Beginning this fall and continuing through the end of the year, three unmanned missions will venture to Shackleton Crater, the area of the moon targeted for the first human landing since 1972.
These are the first of more than two dozen missions planned across the next three years, representing hundreds of millions of dollars in contracts awarded to private companies.
Using a variety of landers, rovers, scientific payloads, and cutting-edge robotic technologies, NASA is set to commence serious scouting of the place it picked to host humanity’s first home beyond Earth.
Here is what to know.
Moon Base Missions
Moon Base I will launch this fall. Blue Origin’s uncrewed Blue Moon MK-1 lunar lander, Endurance, will land at a strategic location near Shackleton Crater, paving the way for human landings, NASA Administrator Jared Isaacman said.
Endurance will be equipped with special cameras to study how much dust is kicked up by the thrusters, as well as a laser array to help orbiting spacecraft more accurately locate spacecraft on the surface.
This will be the first mission for Blue Origin’s lander, which is already relatively far along in its development, completing a series of tests at Johnson Space Center in Houston this year.
A successful unmanned mission of the lander technology is a crucial prerequisite for any lander to be chosen by NASA to return humans to the surface of the moon.
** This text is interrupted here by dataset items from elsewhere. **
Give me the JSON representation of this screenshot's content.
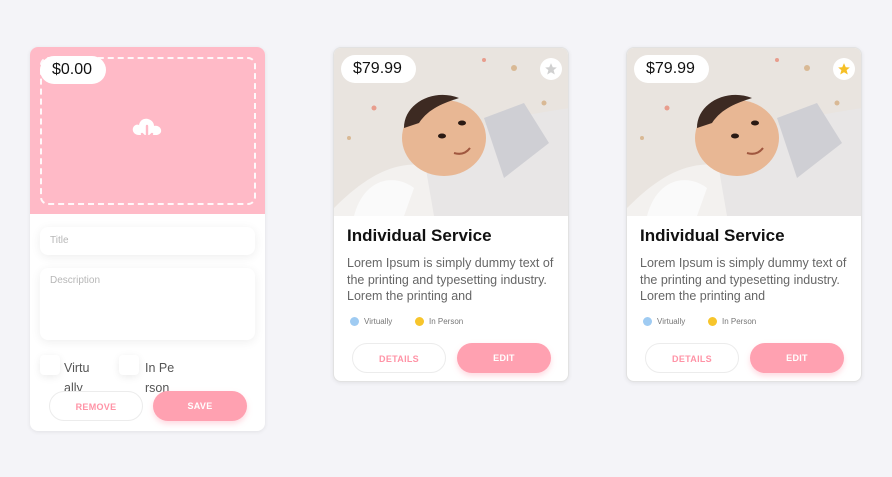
{
  "editor": {
    "price": "$0.00",
    "title_placeholder": "Title",
    "description_placeholder": "Description",
    "option_virtually": "Virtually",
    "option_in_person": "In Person",
    "remove_label": "REMOVE",
    "save_label": "SAVE"
  },
  "cards": [
    {
      "price": "$79.99",
      "title": "Individual Service",
      "description": "Lorem Ipsum is simply dummy text of the printing and typesetting industry. Lorem the printing and",
      "tag_virtually": "Virtually",
      "tag_in_person": "In Person",
      "details_label": "DETAILS",
      "edit_label": "EDIT",
      "favorited": false
    },
    {
      "price": "$79.99",
      "title": "Individual Service",
      "description": "Lorem Ipsum is simply dummy text of the printing and typesetting industry. Lorem the printing and",
      "tag_virtually": "Virtually",
      "tag_in_person": "In Person",
      "details_label": "DETAILS",
      "edit_label": "EDIT",
      "favorited": true
    }
  ],
  "colors": {
    "accent_pink": "#ffa1b1",
    "upload_bg": "#ffbac7",
    "virtually_dot": "#9fcbf2",
    "in_person_dot": "#f7c52c",
    "star_active": "#f6c026",
    "star_inactive": "#d0d0d0"
  },
  "icons": {
    "upload": "cloud-upload-icon",
    "favorite": "star-icon"
  }
}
Moon Base II will launch in late 2026 and deliver the largest payload to date to the lunar surface. A lander built by the company Astrobotic will deliver more than 1,100 pounds of cargo, including a lunar rover built by the company Astrolab, marking the first test of year-round rover technology that must do much more than simply carry astronauts across the surface.
“We need them to be on the surface, doing things that basically prospect the surface, scope around to potential landing sites, or go to areas of deep scientific objectives,” Moon Base Program Executive Carlos García-Galán said.
Moon Base III is also slated to launch before the end of 2026 and serve as the first international mission. A lander built by Intuitive Machines will carry a NASA payload designed to study how the lunar surface changes in the harsh environment of space. It will also carry payloads from the European Space Agency and the Korea Astronomy and Space Science Institute.
25 Moon Base Missions

These are only the first three of 25 missions planned between 2026 and 2029 as part of NASA’s first phase of Moon Base development—21 of which will land and deploy assets on the lunar surface.
One of those later missions will feature a second unmanned lunar rover variant in fall 2027. That robot will embark on a 100-day mission to search for ice and other usable resources.
Another will deploy a network of drones. Developed by NASA’s Jet Propulsion Laboratory, the drones will capture readings and high-quality imagery of the lunar south pole’s hard-to-reach terrain. They will also test so-called survive the night technology, continuing the mission despite the two-week-long lunar night.
Blue Origin is also expected to deliver two astronaut-rated lunar rovers to the surface by 2028. Both will be able to hold two astronauts and operate autonomously or remotely.
Those vehicles will come from Astrolab and Lunar Outpost; feature work from Axiom Space, General Motors, and Goodyear, among other companies; and cost about $200 million each.
These rovers are expected to travel 200 kilometers (124 miles)—four times the distance any rover has ever traveled on the moon or Mars—reach speeds exceeding 10 kilometers per hour (six miles per hour), and conquer slopes of 20 degrees.
A lunar rover is expected to be staged on the surface ahead of Artemis IV.
NASA leaders confirmed that each Blue Origin MK-1 lander mission would cost $234 million.
NASA plans to announce another dozen missions later this year.
Artemis III Crew Coming Soon

The crewed missions of NASA’s Artemis program continue to progress toward their respective launches.
Following Artemis II’s historic flight around the moon in April, Artemis III will link up with the human-rated lunar landing spacecraft in low Earth orbit. Those landers will be Blue Origin’s crew-carrying Blue Moon MK-2 lander and a variant of SpaceX’s Starship called the Human Landing System. Artemis III is also expected to test the new spacesuits currently in development for moon walks.
NASA announced that it will unveil the Artemis III crew on June 9, along with a detailed update on the mission’s progress.